Puşilin’in de Türkiye’yi değerlendirirken Rusya’daki genel fikri yansıttı. Avrupa ülkelerinin Rusya’ya karşı yaptırımlara katılmasının ABD ile ilgili olduğunu belirten DHC lideri şu şekilde konuştu: “Güçlü devletler, kendi vatandaşlarının çıkarlarına göre bağımsız hareket edenlerdir. Washington ve Londra’dan talimat alarak bağımsız devlet olamazsınız. Hiç kimse için sır değil ki, yaptırım politikaları, yaptırıma katılan ülkeleri de kötü şekilde etkiliyor. Burada Almanya, Fransa ve İtalya gibi Avrupa ülkelerini kastediyorum. Başta enerji olmak üzere uygulanan yaptırımların ekonomilerine nasıl darbe vurduğunu görüyoruz. Bu ülkelerin hepsi ABD’den talimat alıyor. Bu ülkeler bu talimatlara uyarak kendi halklarının çıkarlarına zarar verdi. Türkiye ise Avrupa’dan başka bir konumda. Tabi Türk yönetiminin kararlarının hepsini olumlu görmüyoruz. Örneğin Bayraktarların Ukrayna’ya satışı. Ama Türkiye ne bizim ne de karşı tarafın fikrine göre hareket etmesi gerekiyor. Türkiye sadece kendi halkının çıkarlarını savunmalı. Burada Türkiye kendi halkının çıkarları doğrultusunda dengeli kararlar alıyor. Bu duruşundan dolayı onlara saygı duyuyorum. NATO’ya üye olmasına rağmen böyle kararlar alabilmesi bizde büyük saygı uyandırıyor.”

“Donetsk kahraman şehir”

‘BATI, UKRAYNA’YI KARŞI SALDIRIYA SÜRÜKLEYECEK’

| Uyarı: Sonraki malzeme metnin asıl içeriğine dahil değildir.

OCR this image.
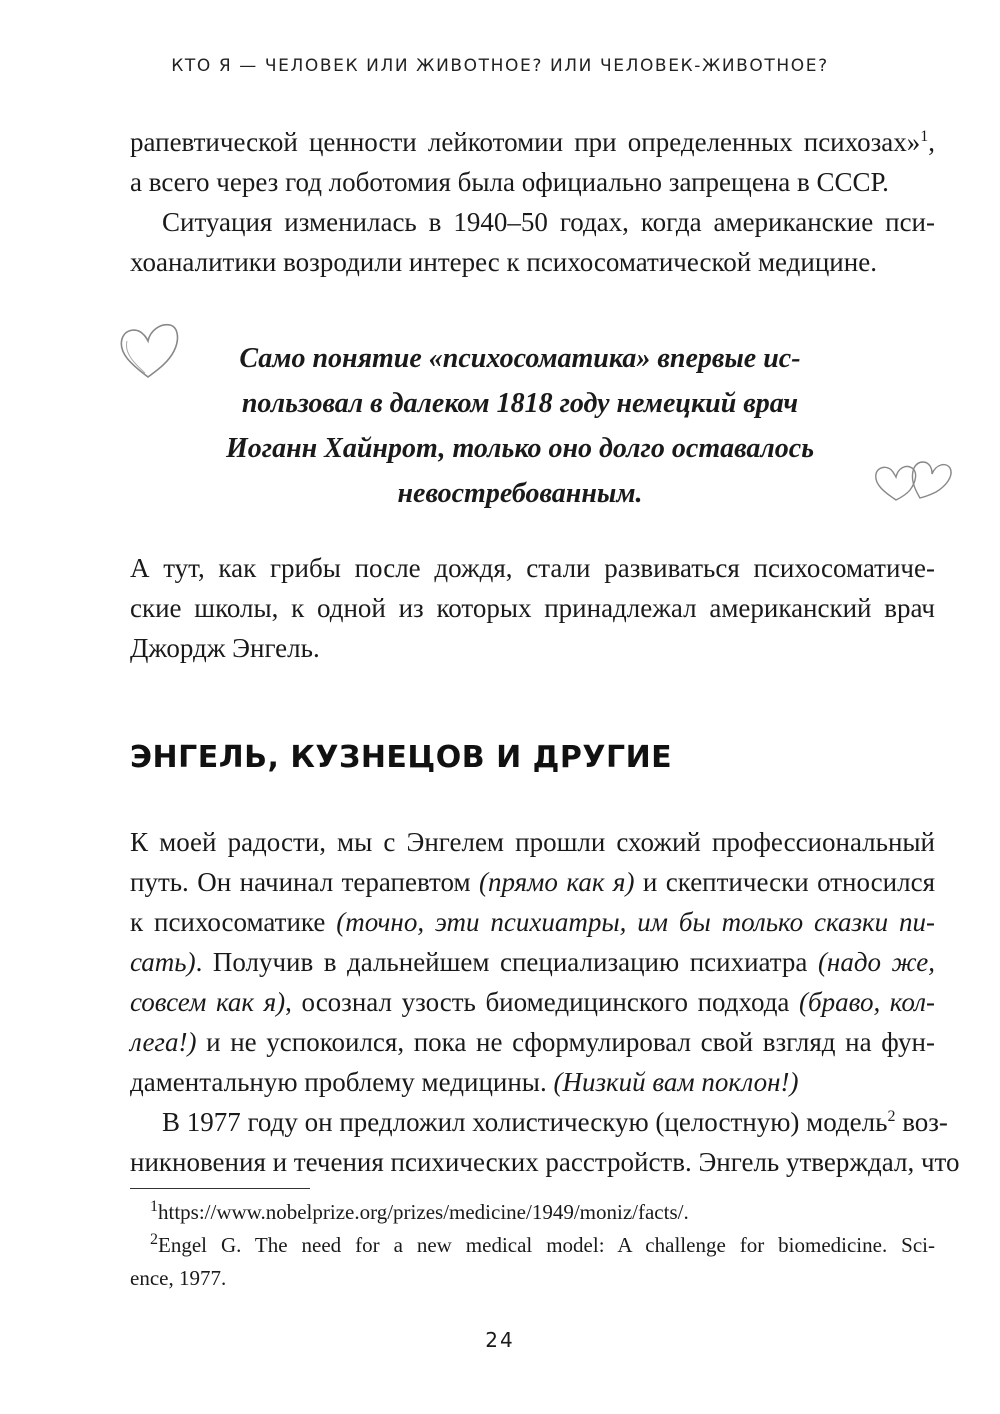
КТО Я — ЧЕЛОВЕК ИЛИ ЖИВОТНОЕ? ИЛИ ЧЕЛОВЕК-ЖИВОТНОЕ?
рапевтической ценности лейкотомии при определенных психозах»$^1$,
а всего через год лоботомия была официально запрещена в СССР.
Ситуация изменилась в 1940–50 годах, когда американские пси-
хоаналитики возродили интерес к психосоматической медицине.
Само понятие «психосоматика» впервые ис-
пользовал в далеком 1818 году немецкий врач
Иоганн Хайнрот, только оно долго оставалось
невостребованным.
А тут, как грибы после дождя, стали развиваться психосоматиче-
ские школы, к одной из которых принадлежал американский врач
Джордж Энгель.
ЭНГЕЛЬ, КУЗНЕЦОВ И ДРУГИЕ
К моей радости, мы с Энгелем прошли схожий профессиональный
путь. Он начинал терапевтом (прямо как я) и скептически относился
к психосоматике (точно, эти психиатры, им бы только сказки пи-
сать). Получив в дальнейшем специализацию психиатра (надо же,
совсем как я), осознал узость биомедицинского подхода (браво, кол-
лега!) и не успокоился, пока не сформулировал свой взгляд на фун-
даментальную проблему медицины. (Низкий вам поклон!)
В 1977 году он предложил холистическую (целостную) модель$^2$ воз-
никновения и течения психических расстройств. Энгель утверждал, что
$^1$https://www.nobelprize.org/prizes/medicine/1949/moniz/facts/.
$^2$Engel G. The need for a new medical model: A challenge for biomedicine. Sci-
ence, 1977.
24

Aylardır gündemde olan, Ukrayna’nın planladığı karşı saldırıyı da konuştuk. Puşilin, istese de istemese de Kiev’in Batı’nın dayatmasıyla saldırıya sürükleneceğini söyledi. DHC lideri bu fikrini şöyle açıklıyor: “Kiev’deki iktidar kendi halkı için bir gerekçe uydurmak zorunda. Kiev rejiminin, verilen milyarlarca doların nereye gittiğini sorgulayan Ukraynalıları ikna etmesi gerekiyor. Bu nedenle Ukrayna karşı saldırı girişiminde bulunacaktır.” Ukrayna saldırısına karşı tüm tedbirleri aldıklarını söyleyen Puşilin şu şekilde konuştu: “Savunma Bakanlığı hazırlığını yapıyor. Ve burada sadece düşmanın hedeflediği amaçlara ulaşmasını engellemek değil, aynı zamanda Rusya’nın parçası olarak federal bölgelerin tamamının kurtarılmasını amaçlıyoruz. Bir diğer hedefimiz de düşmanı sınırımızdan oldukça uzağa atmak. Çünkü topraklarımızın onların silahlarının menziline girmemesi gerekiyor. Ukrayna, İngiliz ve Fransızların verdiği uzun menzilli füzelere sahip. Bu füzeler, vatandaşlarımızın güvenliğini sağlamak için planlarımızın değişmesine neden oluyor. Bu nedenle tekrarlıyorum karşı saldırı olacak ama zamanını öngörmem zor.”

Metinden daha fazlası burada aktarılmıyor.